Suffering from Christmas debt hangover


My last post before Christmas gave some tips on on how to minimise your Christmas debt.

Being the first day of 2010 today I thought I would follow up with some further tips after the event for anyone looking for help dissolving their headache.

One of your New Year resolutions may have been to get your body fitter by working out more, but have you thought about your financial fitness?

According to latest statistics you could be one of the many Australians that have been already working out during the festive season in partnership with their credit card.
With figures showing that shoppers were spending $200,000 per minute & overall were expected to spend $21 million on gifts & food the last thing you want to be doing is paying for your 2009 Christmas in December 2010 or beyond.

Your credit card statement may not have hit your mailbox yet but when it does the memory of your New Year’s celebrations could bring on a ‘hangover’ of a different kind.
Unfortunately it’s all too easy to get caught up in the festive season spending with the majority of retailers promoting the buy now pay later attitude, not to mention the pre and post Christmas sales that seem “too good an opportunity” to miss.

If this sounds familiar and you really want to make a difference to your finances in 2010 here are some credit card tips to help you start to take control over your money.

· Change your mindset- Have a credit card for your convenience. Learn to use it to your advantage not as an easy way to obtain credit or to spend on items that you don’t really need.

· Transfer your debt to a lower interest credit card.
Credit card rates can vary considerably from anywhere between 10% and 20%. There are also many special offers available to transfer the balance to another Bank at 0% interest. Conditions usually apply so make sure you fully understand the conditions of the transfer.

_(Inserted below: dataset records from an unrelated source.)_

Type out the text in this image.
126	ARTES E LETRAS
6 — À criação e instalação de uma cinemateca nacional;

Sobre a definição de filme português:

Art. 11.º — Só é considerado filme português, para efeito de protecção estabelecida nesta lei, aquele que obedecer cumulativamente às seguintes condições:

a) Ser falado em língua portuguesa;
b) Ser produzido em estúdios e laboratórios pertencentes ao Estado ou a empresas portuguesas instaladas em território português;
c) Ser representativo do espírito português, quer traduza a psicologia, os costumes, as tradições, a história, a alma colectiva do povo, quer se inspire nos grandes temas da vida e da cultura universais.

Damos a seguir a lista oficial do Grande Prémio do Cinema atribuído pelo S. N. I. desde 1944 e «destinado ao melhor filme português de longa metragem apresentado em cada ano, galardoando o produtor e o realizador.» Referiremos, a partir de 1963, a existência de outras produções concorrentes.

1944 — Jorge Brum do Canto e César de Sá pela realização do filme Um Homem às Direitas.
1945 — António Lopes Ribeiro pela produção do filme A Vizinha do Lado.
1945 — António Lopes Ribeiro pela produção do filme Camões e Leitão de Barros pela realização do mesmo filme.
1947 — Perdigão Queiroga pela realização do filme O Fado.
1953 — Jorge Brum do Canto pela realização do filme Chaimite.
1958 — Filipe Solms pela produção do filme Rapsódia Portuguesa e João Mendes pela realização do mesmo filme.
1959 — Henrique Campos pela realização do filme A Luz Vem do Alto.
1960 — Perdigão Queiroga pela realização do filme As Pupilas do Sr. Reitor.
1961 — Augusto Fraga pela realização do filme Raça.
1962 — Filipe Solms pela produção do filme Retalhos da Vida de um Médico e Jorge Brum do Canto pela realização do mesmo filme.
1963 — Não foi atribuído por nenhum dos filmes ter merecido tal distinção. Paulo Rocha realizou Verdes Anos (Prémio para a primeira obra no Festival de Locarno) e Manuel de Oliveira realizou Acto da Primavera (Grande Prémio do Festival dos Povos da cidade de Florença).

· If you have multiple credit cards – focus on paying off the card with the highest interest rate first.

· Pay more than the minimum repayment each month. If you can’t pay the full balance try and pay as much extra as you can each month.

· Make use of your savings to pay the credit card. Your savings may be earning you a lesser amount of interest than you would be paying on the credit card balance. It makes no sense to be earning just 5% or less on your savings and paying around 19% on your credit card.

· Look at the type of card you are using. Is it the best type for your spending situation? Many REWARDS cards actually charge a higher rate of interest and usually attract a higher annual fee. Get to know your credit card terms & conditions better. “Interest Free days” can be very misleading.

· Consolidate your debt. –Depending on your situation you may be able to consolidate your debts at a lower rate of interest. This method requires a carefully structured repayment plan.

· Communicate -If you cannot see a way out of your financial hardship talk to your bank as soon as possible. They need to know your situation to enable them to structure a suitable repayment plan.